El disco terminó su orquesta, pero, alargando sus brazos que apenas podían sostener la carne blanda, volvió a poner el gramófono en marcha. Acomodada de nuevo, volvió a torcer su cabeza y, otra vez, con la música sonando, cerró los ojos en oración:

«—Padre mío, escucha a esta pobre anciana, hija tuya, que no aguanta más la espera. Si en tu infinita sabiduría encuentras oportuno que suene la puerta y me encuentre con mi hijo de mis entrañas, venga cuanto antes el momento y lo vea en su gloria. Si no, Dios mío, dame paciencia para esperar este desamparo en el que me encuentro enjaulada.»

Qué salto dio su corazón senil cuando vio su piso entero temblar. Alguien aporreaba la puerta, alguien con fuerza. ¿Habría llegado por fin el momento? ¿Vería a su hijo pronto? Se acercó con lentitud anciana a la puerta; la abrió.

—¿Señora Kras? —preguntó un oficial y la anciana asintió— Lamento informarle de que su hijo, el soldado Bergen Kras, murió en el campo de batalla, en la frontera con Francia.

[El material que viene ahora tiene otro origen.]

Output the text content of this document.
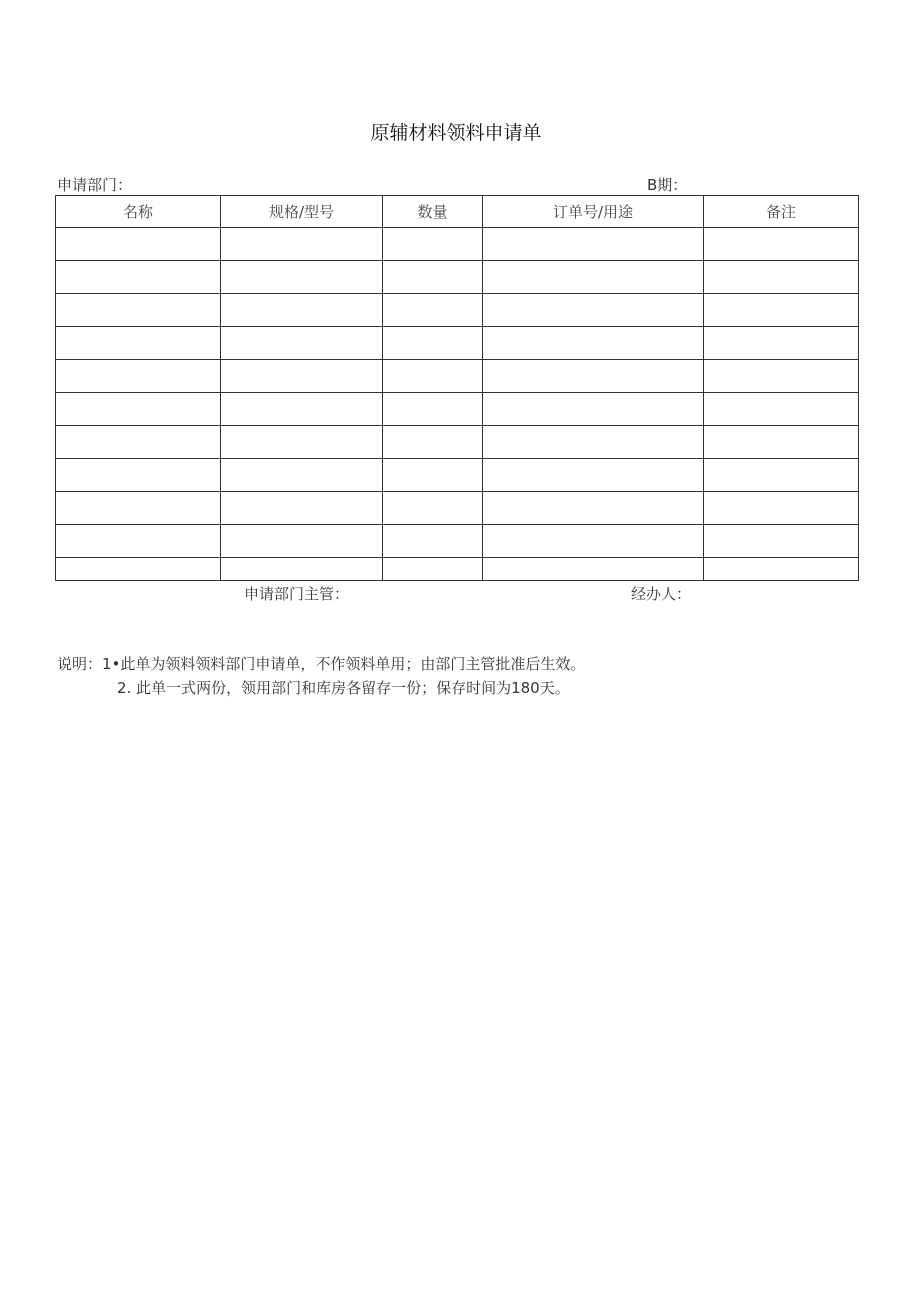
原辅材料领料申请单
申请部门：	B期：
名称	规格/型号	数量	订单号/用途	备注

申请部门主管：	经办人：
说明：1•此单为领料领料部门申请单，不作领料单用；由部门主管批准后生效。
2. 此单一式两份，领用部门和库房各留存一份；保存时间为180天。
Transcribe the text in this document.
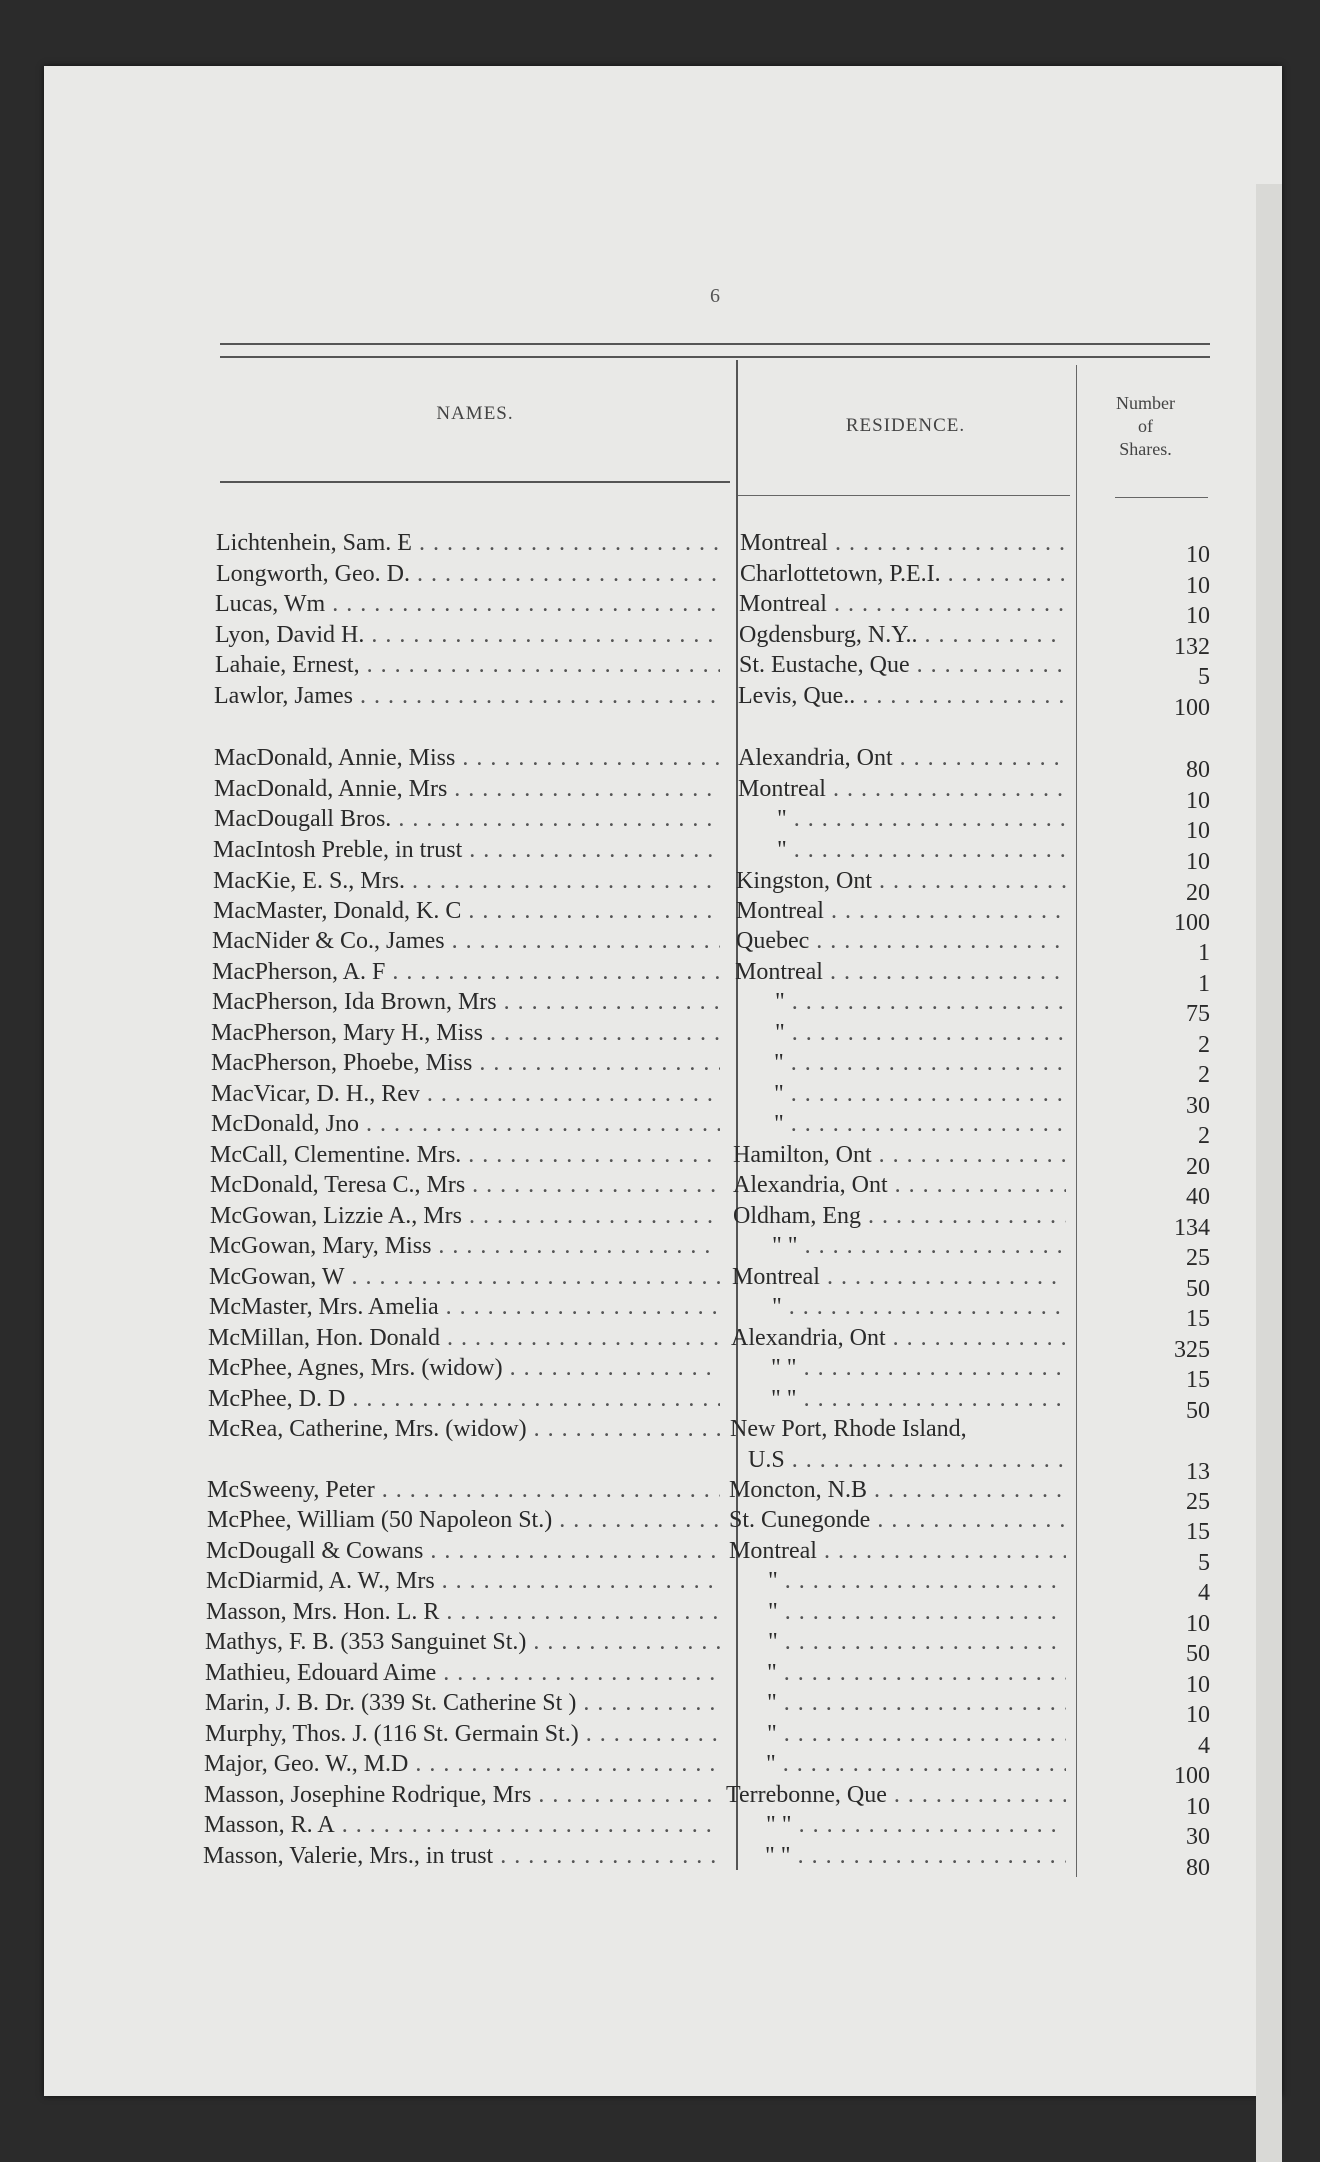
6
NAMES.
RESIDENCE.
Number
of
Shares.
Lichtenhein, Sam. E . . .	Montreal . . .	10
Longworth, Geo. D. . . .	Charlottetown, P.E.I. . . .	10
Lucas, Wm . . .	Montreal . . .	10
Lyon, David H. . . .	Ogdensburg, N.Y.. . . .	132
Lahaie, Ernest, . . .	St. Eustache, Que . . .	5
Lawlor, James . . .	Levis, Que.. . . .	100
MacDonald, Annie, Miss . . .	Alexandria, Ont . . .	80
MacDonald, Annie, Mrs . . .	Montreal . . .	10
MacDougall Bros. . . .	" . . .	10
MacIntosh Preble, in trust . . .	" . . .	10
MacKie, E. S., Mrs. . . .	Kingston, Ont . . .	20
MacMaster, Donald, K. C . . .	Montreal . . .	100
MacNider & Co., James . . .	Quebec . . .	1
MacPherson, A. F . . .	Montreal . . .	1
MacPherson, Ida Brown, Mrs . . .	" . . .	75
MacPherson, Mary H., Miss . . .	" . . .	2
MacPherson, Phoebe, Miss . . .	" . . .	2
MacVicar, D. H., Rev . . .	" . . .	30
McDonald, Jno . . .	" . . .	2
McCall, Clementine. Mrs. . . .	Hamilton, Ont . . .	20
McDonald, Teresa C., Mrs . . .	Alexandria, Ont . . .	40
McGowan, Lizzie A., Mrs . . .	Oldham, Eng . . .	134
McGowan, Mary, Miss . . .	" " . . .	25
McGowan, W . . .	Montreal . . .	50
McMaster, Mrs. Amelia . . .	" . . .	15
McMillan, Hon. Donald . . .	Alexandria, Ont . . .	325
McPhee, Agnes, Mrs. (widow) . . .	" " . . .	15
McPhee, D. D . . .	" " . . .	50
McRea, Catherine, Mrs. (widow) . . .	New Port, Rhode Island,
U.S . . .	13
McSweeny, Peter . . .	Moncton, N.B . . .	25
McPhee, William (50 Napoleon St.) . . .	St. Cunegonde . . .	15
McDougall & Cowans . . .	Montreal . . .	5
McDiarmid, A. W., Mrs . . .	" . . .	4
Masson, Mrs. Hon. L. R . . .	" . . .	10
Mathys, F. B. (353 Sanguinet St.) . . .	" . . .	50
Mathieu, Edouard Aime . . .	" . . .	10
Marin, J. B. Dr. (339 St. Catherine St ) . . .	" . . .	10
Murphy, Thos. J. (116 St. Germain St.) . . .	" . . .	4
Major, Geo. W., M.D . . .	" . . .	100
Masson, Josephine Rodrique, Mrs . . .	Terrebonne, Que . . .	10
Masson, R. A . . .	" " . . .	30
Masson, Valerie, Mrs., in trust . . .	" " . . .	80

¿Qué importaba lo demás? Lo que la acuitada vieja sabía fue confirmado «—¿qué remedio?». Su hijo estaba en el cielo con los suyos, los ángeles. Cerró la puerta con lentitud tras agradecerle al oficial por informarla y se dirigió a su sillón de las penurias con algunas lágrimas resbalándole las mejillas. De nuevo torció su cabecita, llena de pensamientos de un intenso tormento que no veía el momento de terminar. Entrelazó sus temblorosas manos y las apoyó en su regazo. Miró al suelo e imaginó a su hijo en el cielo, emanando halos de luz gloriosa, extendiendo sus brazos para recibirla en amorosos abrazos. ¡Tenía tantas ganas de abrazarle!

«—¡Hijo mío de mi alma! ¡No veo el momento en el que suene esta puerta y, así, te vea!»

Así, con su cabeza torcida, con ese gesto de angustia de tiempo, con esas manos entrelazadas que una vez sostuvieron un enanito bebe, mirando a un suelo lleno de soledad, hizo lo que había estado haciendo los últimos meses. Esperó a que la muerte tocara la puerta y morir, morir y reencontrarse con lo único que tenía vivo en su corazón, su niño, su niñito. La música repetía y repetía:

«Desamparada, desamparada, desamparada estoy».